Op 9 juni jl. heb ik uw Kamer geïnformeerd over het advies van het NCad «Herplaatsing voormalige proefdieren» (Kamerstuk 32 336, nr. 61). De kern van dit advies is een Code of Practice, die onderzoeksinstellingen per
diersoort gedetailleerde informatie aanreikt over het herplaatsingsproces en de aspecten die daarbij in overweging moeten worden genomen. Deze Code of Practice moet bijdragen aan een attitudeverandering waardoor instellingen proefdieren die niet geëuthanaseerd hoeven te worden in principe beschikbaar stellen voor adoptie/herplaatsing. De Centrale Commissie Dierproeven (CCD) heeft naar aanleiding van het advies van het NCad een vraag over herplaatsing toegevoegd aan het in het nieuwe format voor het advies van de Dierexperimentencommissie (DEC). Daarmee wordt aan de vergunninghouder vroeg in het proces gevraagd om gemotiveerd aan te geven of herplaatsing van honden, katten en apen toe mogelijk is.
De vergunninghouder is verantwoordelijk voor het maken van financiële afspraken met de ontvangende partij. Voormalige proefapen kunnen alleen worden geplaatst bij inrichtingen die gespecialiseerd zijn om deze dieren te huisvesten. Opvang en verzorging van deze dieren kan tot aanzienlijke kosten leiden voor de onderzoeksinstellingen die de apen willen herplaatsen.
Het NCad heeft geadviseerd om een omgeving te creëren waarbij verschillenden partijen zich inspannen om herplaatsing mogelijk te maken inclusief een evenwichtige verdeling van de daarbij behorende kosten. Ik zal met de betreffende partijen in overleg gaan om gezamenlijk te bezien op welke manier aan dit deel van het advies invulling kan worden gegeven.

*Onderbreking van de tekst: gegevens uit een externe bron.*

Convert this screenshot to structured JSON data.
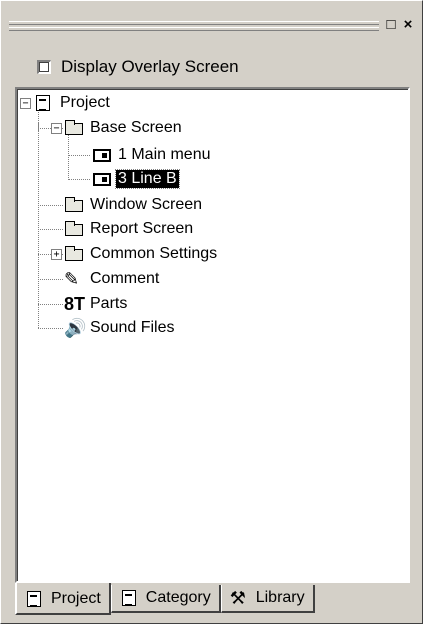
{
  "window": {
    "minimize_glyph": "□",
    "close_glyph": "×"
  },
  "overlay": {
    "label": "Display Overlay Screen",
    "checked": false
  },
  "tree": {
    "root": {
      "label": "Project",
      "icon": "project-icon",
      "expander": "−"
    },
    "base_screen": {
      "label": "Base Screen",
      "icon": "folder-icon",
      "expander": "−"
    },
    "main_menu": {
      "label": "1 Main menu",
      "icon": "screen-icon"
    },
    "line_b": {
      "label": "3 Line B",
      "icon": "screen-icon",
      "selected": true
    },
    "window_screen": {
      "label": "Window Screen",
      "icon": "folder-icon"
    },
    "report_screen": {
      "label": "Report Screen",
      "icon": "folder-icon"
    },
    "common_settings": {
      "label": "Common Settings",
      "icon": "folder-icon",
      "expander": "+"
    },
    "comment": {
      "label": "Comment",
      "icon": "pen-icon"
    },
    "parts": {
      "label": "Parts",
      "icon": "parts-icon"
    },
    "sound_files": {
      "label": "Sound Files",
      "icon": "speaker-icon"
    }
  },
  "tabs": [
    {
      "label": "Project",
      "icon": "project-icon",
      "active": true
    },
    {
      "label": "Category",
      "icon": "document-icon",
      "active": false
    },
    {
      "label": "Library",
      "icon": "tools-icon",
      "active": false
    }
  ]
}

Voor de financiering van proefdiervrije alternatieven ben ik bezig om een fonds op te richten dat zich gaat richten op de ontwikkelingen en het gebruik van proefdiervrije innovaties waardoor de afhankelijkheid van dierproeven afneemt.
Zie antwoord vraag 7.
Zie antwoord vraag 7.
Zie antwoord vraag 7.
De Radboud Universiteit Nijmegen heeft aangegeven dat er in 2012 is besloten alleen nieuw onderzoek met apen te doen als er een mogelijke wetenschappelijke of medische doorbraak te verwachten is en er geen alternatieven voorhanden zijn.
De resusapen worden ingezet voor neurocognitief onderzoek. Hierbij wordt belangrijke kennis opgedaan die neurologen helpt om hersenaandoeningen zoals Alzheimer en Parkinson goed te diagnosticeren en/of te behandelen.
De vragen van de leden Van Gerven en Van Dijk (SP) over apen die in een dierproef worden gebruikt (ingezonden 25 mei 2916, kenmerk 2016Z10184) kunnen niet binnen de gebruikelijke termijn beantwoord worden. De reden van uitstel is dat het daarvoor benodigde overleg met externe partijen meer tijd zal vergen. Ik zal u de beantwoording zo spoedig mogelijk doen toekomen.